2) Activación (primer uso real)
– Qué debe pasar: primera compra, primera transferencia o primera recarga.
– Punto de control: % de cuentas que hacen su primera transacción en 7/30 días.
3) Uso recurrente (hábito)
– Qué debe pasar: que la cuenta se vuelva “cuenta principal” para ciertos pagos.
– Punto de control: transacciones por usuario/mes y retención a 90 días.
4) Profundización (más productos)
– Qué debe pasar: ofertas relevantes (p. ej., crédito) sólo cuando el perfil y el riesgo lo permitan.
– Punto de control: conversión a productos adicionales sin deterioro de cartera ni quejas por servicio.
Frenos típicos: fricción en onboarding, soporte lento, límites/controles que bloquean usos cotidianos, o beneficios poco claros para repetir.
Historia de las tarjetas cobrandeadas de Invex
La apuesta de Invex por las tarjetas de crédito de marca compartida no es nueva, pero en la última década se convirtió en un eje de identidad. Jean-Marc Mercier lo planteó como una estrategia deliberada: Invex se ha enfocado en posicionarse como un experto en marcas compartidas, un terreno donde el banco no compite sólo por tasa o línea de crédito, sino por construir productos con beneficios alineados a comunidades de consumo ya existentes.
El punto de partida que el propio banco rememora es 2013, cuando Invex lanzó su primera tarjeta cobrandeada con Volaris. Con ese movimiento, entró al sector de viajes, un segmento donde las recompensas y beneficios (acumulación, promociones, accesos o facilidades) suelen ser el principal diferenciador. A partir de ahí, la expansión fue hacia otras verticales: retail y, más recientemente, hospitalidad.
En 2023, Invex se expandió al retail con las tarjetas de IKEA. Más adelante, en noviembre de 2025, lanzó tarjetas con SAM’s Club y Walmart, dos marcas con enorme capilaridad y frecuencia de compra. El paso a hospitalidad llegó con el anuncio de su alianza con Hilton, presentada junto con dos nuevas tarjetas vinculadas a Hilton Honors.
Visto en conjunto, el portafolio dibuja una lógica: asociarse con marcas que ya tienen tráfico, lealtad y hábitos de gasto. Para un emisor, el cobrandeo puede funcionar como canal de adquisición y como motor de uso: el cliente no sólo quiere “una tarjeta”, sino una llave para beneficios en una marca que ya consume. Para el comercio aliado, la tarjeta puede convertirse en herramienta de fidelización y de financiamiento del consumo.

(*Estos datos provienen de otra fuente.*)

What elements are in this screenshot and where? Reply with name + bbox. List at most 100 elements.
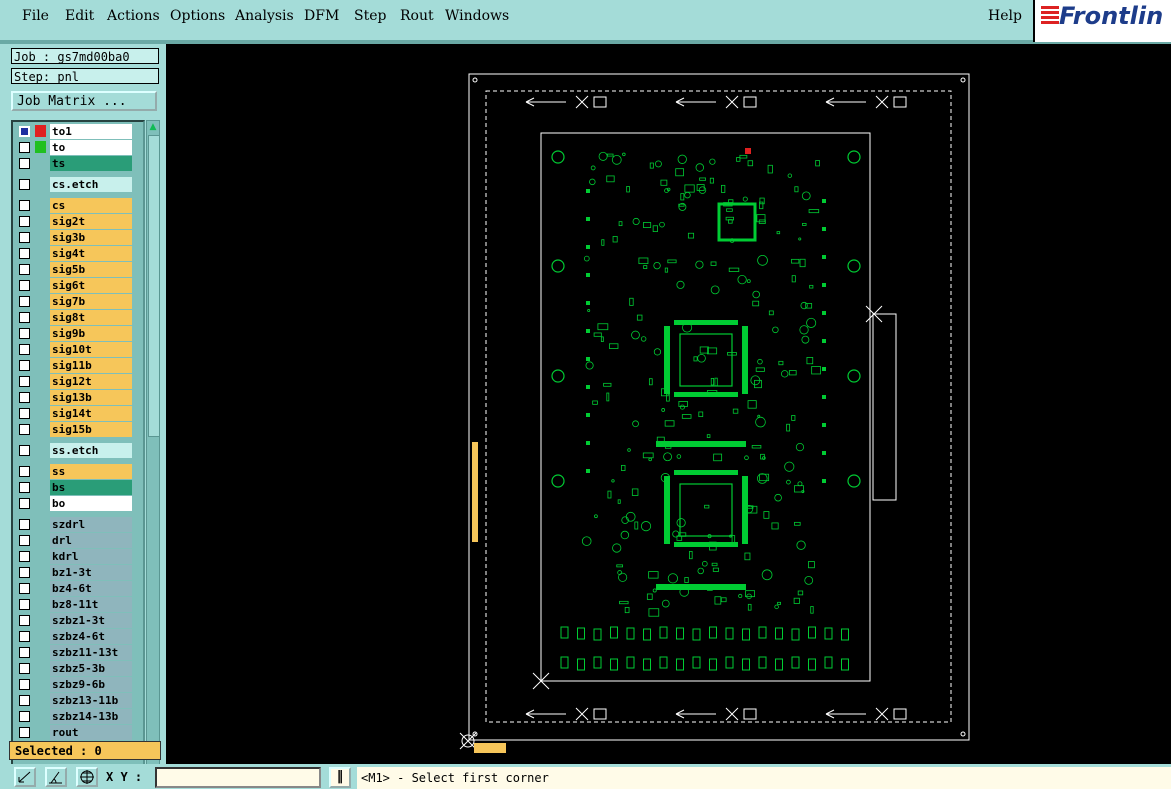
menu-help[interactable]: Help xyxy=(988,8,1022,24)
layer-checkbox[interactable] xyxy=(19,344,30,355)
layer-checkbox[interactable] xyxy=(19,158,30,169)
layer-name[interactable]: sig5b xyxy=(50,262,132,277)
layer-name[interactable]: cs xyxy=(50,198,132,213)
layer-row[interactable]: szdrl xyxy=(15,517,143,532)
menu-rout[interactable]: Rout xyxy=(400,8,434,24)
layer-checkbox[interactable] xyxy=(19,535,30,546)
layer-row[interactable]: drl xyxy=(15,533,143,548)
layer-row[interactable]: kdrl xyxy=(15,549,143,564)
layer-checkbox[interactable] xyxy=(19,126,30,137)
layer-checkbox[interactable] xyxy=(19,179,30,190)
layer-name[interactable]: bz4-6t xyxy=(50,581,132,596)
layer-name[interactable]: szbz5-3b xyxy=(50,661,132,676)
layer-name[interactable]: sig4t xyxy=(50,246,132,261)
layer-row[interactable]: sig5b xyxy=(15,262,143,277)
layer-checkbox[interactable] xyxy=(19,445,30,456)
layer-row[interactable]: sig15b xyxy=(15,422,143,437)
layer-name[interactable]: szbz14-13b xyxy=(50,709,132,724)
layer-row[interactable]: cs xyxy=(15,198,143,213)
layer-name[interactable]: sig3b xyxy=(50,230,132,245)
zoom-tool-button[interactable] xyxy=(14,767,36,787)
layer-name[interactable]: szbz13-11b xyxy=(50,693,132,708)
layer-name[interactable]: sig13b xyxy=(50,390,132,405)
layer-row[interactable]: sig8t xyxy=(15,310,143,325)
layer-row[interactable]: bz1-3t xyxy=(15,565,143,580)
layer-checkbox[interactable] xyxy=(19,599,30,610)
layer-name[interactable]: sig14t xyxy=(50,406,132,421)
layer-name[interactable]: sig2t xyxy=(50,214,132,229)
grid-tool-button[interactable] xyxy=(76,767,98,787)
layer-row[interactable]: szbz9-6b xyxy=(15,677,143,692)
layer-name[interactable]: kdrl xyxy=(50,549,132,564)
layer-row[interactable]: szbz14-13b xyxy=(15,709,143,724)
layer-checkbox[interactable] xyxy=(19,551,30,562)
menu-options[interactable]: Options xyxy=(170,8,225,24)
layer-name[interactable]: szbz4-6t xyxy=(50,629,132,644)
pause-button[interactable]: ‖ xyxy=(329,767,351,788)
xy-input[interactable] xyxy=(155,767,321,788)
layer-row[interactable]: ts xyxy=(15,156,143,171)
layer-checkbox[interactable] xyxy=(19,424,30,435)
layer-row[interactable]: sig14t xyxy=(15,406,143,421)
layer-name[interactable]: cs.etch xyxy=(50,177,132,192)
layer-checkbox[interactable] xyxy=(19,679,30,690)
layer-checkbox[interactable] xyxy=(19,280,30,291)
layer-row[interactable]: sig9b xyxy=(15,326,143,341)
layer-checkbox[interactable] xyxy=(19,567,30,578)
layer-name[interactable]: szbz11-13t xyxy=(50,645,132,660)
menu-file[interactable]: File xyxy=(22,8,49,24)
layer-name[interactable]: bo xyxy=(50,496,132,511)
menu-windows[interactable]: Windows xyxy=(445,8,509,24)
layer-checkbox[interactable] xyxy=(19,328,30,339)
layer-row[interactable]: sig2t xyxy=(15,214,143,229)
layer-name[interactable]: drl xyxy=(50,533,132,548)
layer-checkbox[interactable] xyxy=(19,360,30,371)
layer-checkbox[interactable] xyxy=(19,216,30,227)
job-matrix-button[interactable]: Job Matrix ... xyxy=(11,91,157,111)
menu-edit[interactable]: Edit xyxy=(65,8,94,24)
layer-color-swatch[interactable] xyxy=(35,141,46,153)
layer-name[interactable]: szbz9-6b xyxy=(50,677,132,692)
layer-name[interactable]: szbz1-3t xyxy=(50,613,132,628)
layer-name[interactable]: sig6t xyxy=(50,278,132,293)
layer-checkbox[interactable] xyxy=(19,631,30,642)
layer-checkbox[interactable] xyxy=(19,663,30,674)
layer-row[interactable]: sig6t xyxy=(15,278,143,293)
layer-checkbox[interactable] xyxy=(19,264,30,275)
layer-name[interactable]: szdrl xyxy=(50,517,132,532)
layer-row[interactable]: szbz1-3t xyxy=(15,613,143,628)
layer-row[interactable]: szbz4-6t xyxy=(15,629,143,644)
layer-checkbox[interactable] xyxy=(19,200,30,211)
layer-checkbox[interactable] xyxy=(19,466,30,477)
layer-checkbox[interactable] xyxy=(19,376,30,387)
layer-checkbox[interactable] xyxy=(19,248,30,259)
layer-row[interactable]: bs xyxy=(15,480,143,495)
layer-checkbox[interactable] xyxy=(19,142,30,153)
layer-row[interactable]: bo xyxy=(15,496,143,511)
layer-name[interactable]: ts xyxy=(50,156,132,171)
layer-row[interactable]: szbz5-3b xyxy=(15,661,143,676)
layer-row[interactable]: sig3b xyxy=(15,230,143,245)
menu-dfm[interactable]: DFM xyxy=(304,8,339,24)
layer-checkbox[interactable] xyxy=(19,232,30,243)
layer-name[interactable]: sig15b xyxy=(50,422,132,437)
layer-checkbox[interactable] xyxy=(19,392,30,403)
layer-row[interactable]: cs.etch xyxy=(15,177,143,192)
layer-row[interactable]: sig10t xyxy=(15,342,143,357)
layer-row[interactable]: sig11b xyxy=(15,358,143,373)
layer-name[interactable]: sig12t xyxy=(50,374,132,389)
layer-name[interactable]: sig9b xyxy=(50,326,132,341)
layer-checkbox[interactable] xyxy=(19,482,30,493)
layer-name[interactable]: to xyxy=(50,140,132,155)
scroll-thumb[interactable] xyxy=(148,135,160,437)
layer-checkbox[interactable] xyxy=(19,711,30,722)
layer-row[interactable]: to1 xyxy=(15,124,143,139)
scroll-up-icon[interactable]: ▲ xyxy=(148,122,158,132)
layer-checkbox[interactable] xyxy=(19,727,30,738)
layer-name[interactable]: bz8-11t xyxy=(50,597,132,612)
layer-checkbox[interactable] xyxy=(19,408,30,419)
menu-actions[interactable]: Actions xyxy=(107,8,160,24)
layer-checkbox[interactable] xyxy=(19,615,30,626)
layer-checkbox[interactable] xyxy=(19,312,30,323)
layer-row[interactable]: bz4-6t xyxy=(15,581,143,596)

En el ecosistema de pagos, estas alianzas también tienen un efecto indirecto: empujan transacciones con tarjeta en categorías específicas (viajes, retail, hotelería) y pueden elevar el ticket promedio cuando los beneficios están diseñados para incentivar gasto. En ese sentido, la historia del cobrandeo en Invex no es un recuento de productos aislados, sino la construcción de una estrategia de crecimiento que hoy sostiene su ambición de escalar al “top 5” de emisores.

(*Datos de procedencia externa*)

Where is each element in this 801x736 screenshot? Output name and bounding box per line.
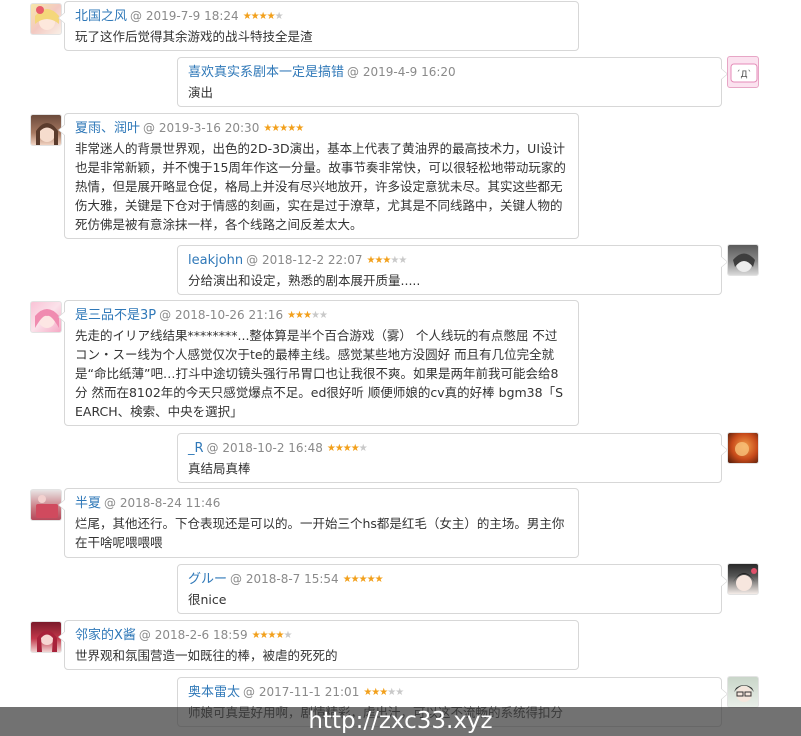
comment-text: 演出 xyxy=(188,85,214,100)
comment-date: @ 2017-11-1 21:01 xyxy=(243,685,360,699)
comment-date: @ 2018-8-24 11:46 xyxy=(104,496,221,510)
comment-date: @ 2018-12-2 22:07 xyxy=(246,253,363,267)
avatar[interactable]: ´Д` xyxy=(727,56,759,88)
rating-stars: ★★★★★ xyxy=(366,255,407,266)
comment-text: 先走的イリア线结果********...整体算是半个百合游戏（雾） 个人线玩的有… xyxy=(75,328,564,419)
avatar-image-icon xyxy=(733,568,757,591)
username-link[interactable]: leakjohn xyxy=(188,253,243,268)
avatar[interactable] xyxy=(727,244,759,276)
username-link[interactable]: 奥本雷太 xyxy=(188,685,240,700)
username-link[interactable]: 北国之风 xyxy=(75,9,127,24)
comment-text: 分给演出和设定，熟悉的剧本展开质量..... xyxy=(188,273,421,288)
rating-stars: ★★★★★ xyxy=(242,11,284,22)
rating-stars: ★★★★★ xyxy=(263,123,304,134)
username-link[interactable]: _R xyxy=(188,441,204,456)
watermark-bar: http://zxc33.xyz xyxy=(0,707,801,736)
comment-text: 烂尾，其他还行。下仓表现还是可以的。一开始三个hs都是红毛（女主）的主场。男主你… xyxy=(75,516,565,550)
comment-date: @ 2019-7-9 18:24 xyxy=(130,9,239,23)
avatar[interactable] xyxy=(727,432,759,464)
username-link[interactable]: 半夏 xyxy=(75,496,101,511)
comment-text: 真结局真棒 xyxy=(188,461,251,476)
svg-text:´Д`: ´Д` xyxy=(736,69,752,80)
comment-date: @ 2018-8-7 15:54 xyxy=(230,572,339,586)
rating-stars: ★★★★★ xyxy=(287,310,328,321)
comment-date: @ 2018-2-6 18:59 xyxy=(138,628,248,642)
avatar-image-icon xyxy=(734,685,754,702)
avatar-image-icon xyxy=(733,253,755,272)
avatar[interactable] xyxy=(727,676,759,708)
rating-stars: ★★★★★ xyxy=(363,687,404,698)
comment-date: @ 2019-3-16 20:30 xyxy=(143,121,260,135)
watermark-url: http://zxc33.xyz xyxy=(308,708,493,734)
avatar[interactable] xyxy=(727,563,759,595)
comment-text: 玩了这作后觉得其余游戏的战斗特技全是渣 xyxy=(75,29,313,44)
rating-stars: ★★★★★ xyxy=(251,630,293,641)
avatar-image-icon: ´Д` xyxy=(730,63,758,83)
username-link[interactable]: 夏雨、润叶 xyxy=(75,121,140,136)
avatar-image-icon xyxy=(735,442,749,456)
username-link[interactable]: グルー xyxy=(188,572,227,587)
rating-stars: ★★★★★ xyxy=(342,574,384,585)
comment-text: 非常迷人的背景世界观，出色的2D-3D演出，基本上代表了黄油界的最高技术力，UI… xyxy=(75,141,566,232)
comment-date: @ 2018-10-2 16:48 xyxy=(206,441,323,455)
username-link[interactable]: 是三品不是3P xyxy=(75,308,156,323)
username-link[interactable]: 邻家的X酱 xyxy=(75,628,136,643)
username-link[interactable]: 喜欢真实系剧本一定是搞错 xyxy=(188,65,344,80)
rating-stars: ★★★★★ xyxy=(326,443,368,454)
comment-date: @ 2018-10-26 21:16 xyxy=(159,308,284,322)
comment-text: 世界观和氛围营造一如既往的棒，被虐的死死的 xyxy=(75,648,338,663)
comment-date: @ 2019-4-9 16:20 xyxy=(347,65,456,79)
comment-text: 很nice xyxy=(188,592,227,607)
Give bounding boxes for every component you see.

| Año | Alianza / tarjeta cobrandeada | Industria | Lo que sugiere sobre la estrategia |
|---|---|---|---|
| 2013 | Volaris | Viajes | Entrada por afinidad y lealtad; recompensas como motor de uso. |
| 2023 | IKEA | Retail | Expansión a compras del hogar; frecuencia de compra como palanca. |
| Nov. 2025 | SAM’s Club y Walmart | Retail masivo | Capilaridad y volumen; potencial de adquisición a gran escala. |
| 2026 | Hilton Honors (dos nuevas tarjetas) | Hospitalidad | Ticket más alto y componente aspiracional; estatus/recompensas para recurrencia. |
Lanzamiento de la primera tarjeta con Volaris
El año 2013 marca el inicio formal de la estrategia de cobrandeo de Invex: el lanzamiento de su primera tarjeta de marca compartida con Volaris. Con esa alianza, el banco se insertó en una categoría donde la afinidad pesa: el viajero frecuente suele elegir instrumentos de pago que le devuelvan valor en forma de recompensas vinculadas a su comportamiento.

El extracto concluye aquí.